Posted - 05/04/2009 :  23:39:49   [Permalink]  Show Profile  Visit Kil's Homepage  Send Kil an AOL message  Send Kil a Yahoo! Message Send Kil a Private Message  Reply with Quote
Originally posted by HalfMooner

One further thought:

The NCSE position reminds me of a mirror image of the Intelligent Design tactics of the Discovery Institute.

Just as ID falsely presents Creationism as though it were a purely or primarily a scientific theory, the NCSE is falsely presenting evolutionary biology as though it were the primarily the creature of theists.

Both sides are positioning themselves with propagandistic "framing" lies. Both positions should be criticized in that regard.




Baloney. Honestly, really... baloney.

Okay, how about if they just shoot themselves in the foot, better yet, their heads so that atheists, who, last I heard don't have a religion, don't feel under represented. What the hell is this, hard feelings? No way is the NCSE "presenting evolutionary biology as if it were primarily the creature of theists". That's just crap. They aren't presenting it as tied to any religion, or lack thereof, at all.

Framing?
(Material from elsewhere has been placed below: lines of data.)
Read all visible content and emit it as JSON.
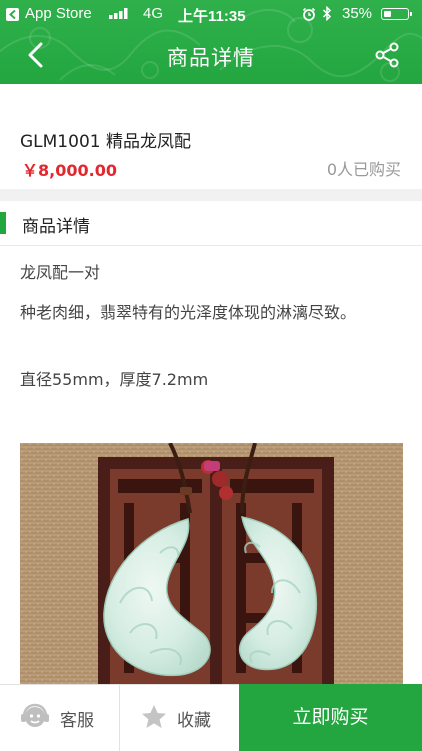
{
  "status_bar": {
    "back_app": "App Store",
    "network": "4G",
    "time": "上午11:35",
    "battery_percent": "35%",
    "battery_level": 0.35,
    "icons": [
      "back-arrow-icon",
      "signal-bars-icon",
      "alarm-icon",
      "bluetooth-icon",
      "battery-icon"
    ]
  },
  "nav": {
    "title": "商品详情",
    "back_icon": "chevron-left-icon",
    "share_icon": "share-icon"
  },
  "product": {
    "name": "GLM1001 精品龙凤配",
    "price": "￥8,000.00",
    "sold": "0人已购买"
  },
  "detail": {
    "section_title": "商品详情",
    "lines": [
      "龙凤配一对",
      "种老肉细，翡翠特有的光泽度体现的淋漓尽致。",
      "直径55mm，厚度7.2mm"
    ]
  },
  "bottom_bar": {
    "service_label": "客服",
    "service_icon": "customer-service-icon",
    "favorite_label": "收藏",
    "favorite_icon": "star-icon",
    "buy_label": "立即购买"
  },
  "colors": {
    "brand_green": "#23a63f",
    "price_red": "#e0282e"
  }
}
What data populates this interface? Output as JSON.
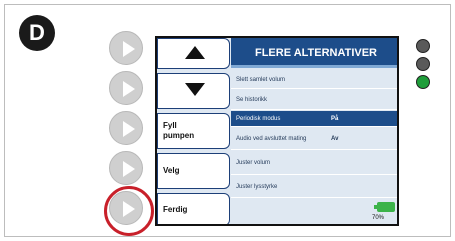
{
  "step_badge": "D",
  "screen": {
    "title": "FLERE ALTERNATIVER",
    "buttons": {
      "fill_pump": "Fyll\npumpen",
      "select": "Velg",
      "done": "Ferdig"
    },
    "menu": [
      {
        "label": "Slett samlet volum",
        "value": ""
      },
      {
        "label": "Se historikk",
        "value": ""
      },
      {
        "label": "Periodisk modus",
        "value": "På"
      },
      {
        "label": "Audio ved avsluttet mating",
        "value": "Av"
      },
      {
        "label": "Juster volum",
        "value": ""
      },
      {
        "label": "Juster lysstyrke",
        "value": ""
      }
    ],
    "selected_index": 2,
    "battery_percent": "70%"
  },
  "status_lights": [
    "#5a5a5a",
    "#5a5a5a",
    "#1f9d3a"
  ],
  "colors": {
    "title_blue": "#1d4d8a",
    "highlight_ring": "#c8202a",
    "battery_green": "#3cb34a"
  }
}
You can call any strategy framing. Scott doesn't hide the fact that she is an atheist. I don't suppose that counts though.

[sarcasm]
Yes, they should put Dawkins on their site because, you know, he's an atheist. (It's being kept a secret by the NCSE that he is one, right?) And why not bring him to Christ County, along with Myers and, you know, and equal number of theists to prove that even atheist scientists think evolution happens, and not just, you know, theists. (Can you imagine the shock when the all Christian school board hears that little secret?) That should do the trick.[/sarcasm]

And by the way, it isn't only theists who testify before those boards, just so you know. I don't know where you got that idea. But hey, do you think the atheists should announce that they are atheists? What exactly would they be selling? If you can't see how a guy like Kenneth Miller takes much of the wind out of a christian school boards sails, just go ahead and call the NCSE liars.

And I thought Coyne was wrong headed. Are you kidding?

Could you be any less practical or even more insulting?



Uncertainty may make you uncomfortable. Certainty makes you ridiculous.

Why not question something for a change?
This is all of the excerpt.